Further, I used `Float32.(xtrn1')` conversion because if I use `Float64.(xtrn1')` I get the following error:
`ERROR: Gradient type mismatch: w::Array{Float32,1} g::Array{Float64,1}`
I also want to understand why?

Lastly, the accuracy I got from this is, most of the time `0.3333333333333333`, sometimes `0.49333333333333335` or `0.66`. So I’m not sure if I specified the data, model and the training correctly.
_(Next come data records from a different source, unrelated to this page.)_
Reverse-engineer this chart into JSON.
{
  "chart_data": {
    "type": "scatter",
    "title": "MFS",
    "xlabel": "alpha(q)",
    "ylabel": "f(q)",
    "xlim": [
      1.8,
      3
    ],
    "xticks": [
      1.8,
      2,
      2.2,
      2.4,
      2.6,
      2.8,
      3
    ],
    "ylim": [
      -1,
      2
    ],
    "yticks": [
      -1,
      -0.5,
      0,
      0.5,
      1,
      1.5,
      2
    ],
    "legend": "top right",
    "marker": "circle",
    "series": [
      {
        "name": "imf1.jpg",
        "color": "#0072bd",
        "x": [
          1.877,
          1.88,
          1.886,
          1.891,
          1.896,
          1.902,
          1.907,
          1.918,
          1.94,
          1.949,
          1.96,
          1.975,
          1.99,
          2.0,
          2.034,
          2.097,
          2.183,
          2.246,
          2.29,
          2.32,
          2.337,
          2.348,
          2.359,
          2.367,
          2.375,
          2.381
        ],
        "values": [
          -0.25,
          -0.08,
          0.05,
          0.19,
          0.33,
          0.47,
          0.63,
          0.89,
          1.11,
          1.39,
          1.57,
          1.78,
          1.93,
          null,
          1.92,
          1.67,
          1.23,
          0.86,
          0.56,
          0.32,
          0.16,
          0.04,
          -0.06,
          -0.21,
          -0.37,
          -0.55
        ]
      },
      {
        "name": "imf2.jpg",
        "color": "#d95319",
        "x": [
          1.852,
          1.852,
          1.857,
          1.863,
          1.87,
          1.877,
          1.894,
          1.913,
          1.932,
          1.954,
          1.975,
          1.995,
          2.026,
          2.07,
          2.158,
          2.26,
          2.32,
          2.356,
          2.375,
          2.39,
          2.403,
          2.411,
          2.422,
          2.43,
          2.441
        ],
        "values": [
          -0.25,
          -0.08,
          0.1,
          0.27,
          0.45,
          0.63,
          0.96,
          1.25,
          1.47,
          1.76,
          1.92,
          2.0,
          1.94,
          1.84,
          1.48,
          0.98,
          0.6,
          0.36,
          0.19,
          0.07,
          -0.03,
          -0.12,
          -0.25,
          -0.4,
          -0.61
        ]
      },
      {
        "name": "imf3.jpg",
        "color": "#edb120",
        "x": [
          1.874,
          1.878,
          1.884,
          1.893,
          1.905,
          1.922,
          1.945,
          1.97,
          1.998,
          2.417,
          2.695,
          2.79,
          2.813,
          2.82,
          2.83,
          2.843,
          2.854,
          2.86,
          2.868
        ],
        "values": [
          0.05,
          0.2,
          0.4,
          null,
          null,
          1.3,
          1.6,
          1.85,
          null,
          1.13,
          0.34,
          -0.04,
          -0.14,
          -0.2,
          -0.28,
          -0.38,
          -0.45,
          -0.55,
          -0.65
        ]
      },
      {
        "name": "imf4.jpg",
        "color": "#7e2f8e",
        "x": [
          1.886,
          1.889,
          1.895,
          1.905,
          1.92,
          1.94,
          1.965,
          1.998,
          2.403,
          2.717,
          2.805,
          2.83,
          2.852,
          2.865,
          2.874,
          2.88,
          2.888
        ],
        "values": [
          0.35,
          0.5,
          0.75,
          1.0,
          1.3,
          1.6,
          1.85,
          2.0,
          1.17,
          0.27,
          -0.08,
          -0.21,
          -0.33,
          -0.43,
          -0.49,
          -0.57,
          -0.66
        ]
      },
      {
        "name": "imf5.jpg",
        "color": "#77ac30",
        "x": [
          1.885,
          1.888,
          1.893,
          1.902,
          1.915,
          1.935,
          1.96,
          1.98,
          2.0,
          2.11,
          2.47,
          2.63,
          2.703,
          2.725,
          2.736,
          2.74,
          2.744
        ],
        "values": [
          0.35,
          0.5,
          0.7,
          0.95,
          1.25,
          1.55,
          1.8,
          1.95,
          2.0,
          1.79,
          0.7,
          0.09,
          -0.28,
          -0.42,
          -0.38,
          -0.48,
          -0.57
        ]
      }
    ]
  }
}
Thanks you very much for any help.

3 Likes

6 Likes

@alasaadstat I am following your very informative blog post. One very small thing - perhaps can you change the font? I find the font very ‘thin’.
Someone here will point out that I can change this in my browser (Chrome).

2 Likes

There is not a right way for this – I have used both styles in the past. I currently prefer the integer labels rather than one-hot-vectors as they are faster and take up less space.

Julia is very picky about types, you do not want to mix Float32 and Float64 in your parameters/data. Pick one and consistently use it.

I haven’t played with the code but one problem seems to be using softmax as the last layer. You do not need this as the loss function for the chain uses `nll` (negative log likelihood) which performs the softmax function. Try removing the last layer of your chain.

3 Likes

Hi @johnh, thank you for pointing out. I have updated the font already.

Hi Sir,

Thank you very much for the explanations, noted on the above points.

Agree on this, while the docs clearly mentioned the normalization of the `nll`, I only realized it after summing up the results of the `nll` (which is 1). So I removed the `softmax` already in my blogpost.